Horn: Collecting signatures for faster finality

asn · November 16, 2022, 5:34pm

Horn: Collecting signatures for faster finality

Authors: George Kadianakis <@asn>, Francesco D’Amato <@fradamt>

This post proposes Horn, a two-layer signature aggregation protocol which allows the Ethereum consensus layer to aggregate attestations from the entire validator set, every slot, even with 1 million validators. This is a significant increase compared to the status quo where the consensus layer is aggregating attestations from 1/32 of the validator set.

Motivation

Ethereum uses BLS signatures to aggregate consensus votes in every slot. Right now, 1/32-th of the validator set is attesting in every slot, so that every validator votes once per epoch.

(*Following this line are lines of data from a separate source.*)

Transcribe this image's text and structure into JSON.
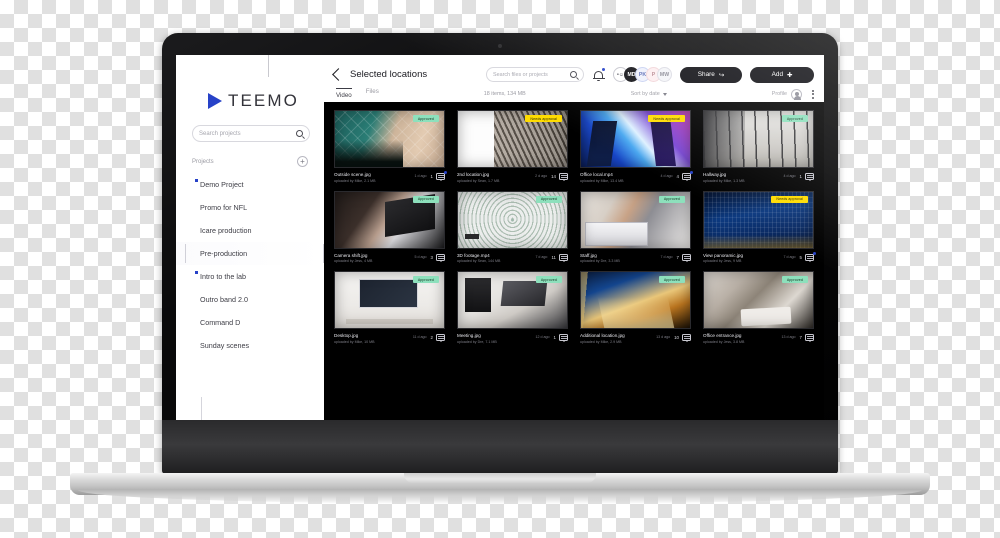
{
  "brand": {
    "name": "TEEMO",
    "logo_icon": "play-triangle-icon",
    "accent": "#2742c8"
  },
  "sidebar": {
    "search": {
      "placeholder": "Search projects",
      "icon": "search-icon"
    },
    "projects_label": "Projects",
    "add_project_icon": "plus-circle-icon",
    "items": [
      {
        "label": "Demo Project",
        "unread": true,
        "active": false
      },
      {
        "label": "Promo for NFL",
        "unread": false,
        "active": false
      },
      {
        "label": "Icare production",
        "unread": false,
        "active": false
      },
      {
        "label": "Pre-production",
        "unread": false,
        "active": true
      },
      {
        "label": "Intro to the lab",
        "unread": true,
        "active": false
      },
      {
        "label": "Outro band 2.0",
        "unread": false,
        "active": false
      },
      {
        "label": "Command D",
        "unread": false,
        "active": false
      },
      {
        "label": "Sunday scenes",
        "unread": false,
        "active": false
      }
    ]
  },
  "header": {
    "back_icon": "chevron-left-icon",
    "title": "Selected locations",
    "search": {
      "placeholder": "Search files or projects",
      "icon": "search-icon"
    },
    "bell_icon": "bell-icon",
    "bell_has_badge": true,
    "avatars": [
      {
        "initials": "",
        "kind": "add",
        "icon": "add-person-icon"
      },
      {
        "initials": "MD",
        "kind": "dark"
      },
      {
        "initials": "PK",
        "kind": "blue"
      },
      {
        "initials": "P",
        "kind": "pink"
      },
      {
        "initials": "MW",
        "kind": "gray"
      }
    ],
    "share_button": "Share",
    "share_icon": "share-arrow-icon",
    "add_button": "Add",
    "add_icon": "plus-icon"
  },
  "tabs": [
    {
      "label": "Video",
      "active": true
    },
    {
      "label": "Files",
      "active": false
    }
  ],
  "meta": {
    "count_text": "18 items, 134 MB",
    "sort_label": "Sort by date",
    "sort_icon": "chevron-down-icon",
    "profile_label": "Profile",
    "profile_icon": "avatar-icon",
    "more_icon": "kebab-menu-icon"
  },
  "status_colors": {
    "approved": "#8de0bc",
    "needs_approval": "#ffdc00"
  },
  "files": [
    {
      "name": "Outside scene.jpg",
      "uploader": "uploaded by Mike, 2.1 MB",
      "time": "1 d ago",
      "comments": "1",
      "badge": "Approved",
      "badge_kind": "approved",
      "art": "glass",
      "unread": true
    },
    {
      "name": "2nd location.jpg",
      "uploader": "uploaded by Sean, 1.7 MB",
      "time": "2 d ago",
      "comments": "14",
      "badge": "Needs approval",
      "badge_kind": "needs",
      "art": "facade",
      "unread": false
    },
    {
      "name": "Office local.mp4",
      "uploader": "uploaded by Mike, 13.4 MB",
      "time": "4 d ago",
      "comments": "4",
      "badge": "Needs approval",
      "badge_kind": "needs",
      "art": "skyline",
      "unread": true
    },
    {
      "name": "Hallway.jpg",
      "uploader": "uploaded by Mike, 1.3 MB",
      "time": "4 d ago",
      "comments": "1",
      "badge": "Approved",
      "badge_kind": "approved",
      "art": "hallway",
      "unread": false
    },
    {
      "name": "Camera shift.jpg",
      "uploader": "uploaded by Jess, 4 MB",
      "time": "5 d ago",
      "comments": "3",
      "badge": "Approved",
      "badge_kind": "approved",
      "art": "laptop-hand",
      "unread": false
    },
    {
      "name": "3D footage.mp4",
      "uploader": "uploaded by Sean, 144 MB",
      "time": "7 d ago",
      "comments": "11",
      "badge": "Approved",
      "badge_kind": "approved",
      "art": "threed",
      "unread": false
    },
    {
      "name": "Staff.jpg",
      "uploader": "uploaded by Dre, 3.3 MB",
      "time": "7 d ago",
      "comments": "7",
      "badge": "Approved",
      "badge_kind": "approved",
      "art": "staff",
      "unread": false
    },
    {
      "name": "View panoramic.jpg",
      "uploader": "uploaded by Jess, 9 MB",
      "time": "7 d ago",
      "comments": "5",
      "badge": "Needs approval",
      "badge_kind": "needs",
      "art": "night-city",
      "unread": true
    },
    {
      "name": "Desktop.jpg",
      "uploader": "uploaded by Mike, 10 MB",
      "time": "11 d ago",
      "comments": "2",
      "badge": "Approved",
      "badge_kind": "approved",
      "art": "desk-setup",
      "unread": false
    },
    {
      "name": "Meeting.jpg",
      "uploader": "uploaded by Dre, 7.1 MB",
      "time": "12 d ago",
      "comments": "1",
      "badge": "Approved",
      "badge_kind": "approved",
      "art": "meeting",
      "unread": false
    },
    {
      "name": "Additional location.jpg",
      "uploader": "uploaded by Mike, 2.9 MB",
      "time": "13 d ago",
      "comments": "10",
      "badge": "Approved",
      "badge_kind": "approved",
      "art": "traffic",
      "unread": false
    },
    {
      "name": "Office entrance.jpg",
      "uploader": "uploaded by Jess, 3.8 MB",
      "time": "13 d ago",
      "comments": "7",
      "badge": "Approved",
      "badge_kind": "approved",
      "art": "office-entrance",
      "unread": false
    }
  ]
}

However, there are immense consensus protocol benefits to be reaped if every validator could vote in every slot:

Faster finality: with one full voting round per slot, we could finalize in two slots. With two, in a single slot. By itself, this has multiple important consequences:
- Better confirmation UX: users (including exchanges, bridges) can quickly rely on economic finality.
- Reorg prevention, mitigating the possible destabilizing effects of MEV
- Provable liveness: it is much easier to guarantee that the consensus protocol will successfully finalize something if everyone is able to vote at once, because we only need to ensure short-term agreement on what needs to be finalized. For example, proposers can be used as a coordination point.
Enabling LMD-GHOST, the current available chain protocol, to be reorg resilient and provably secure. Together with a better interaction mechanism for available chain and finality gadget, this is one of the two major steps towards an ideal consensus protocol for Ethereum.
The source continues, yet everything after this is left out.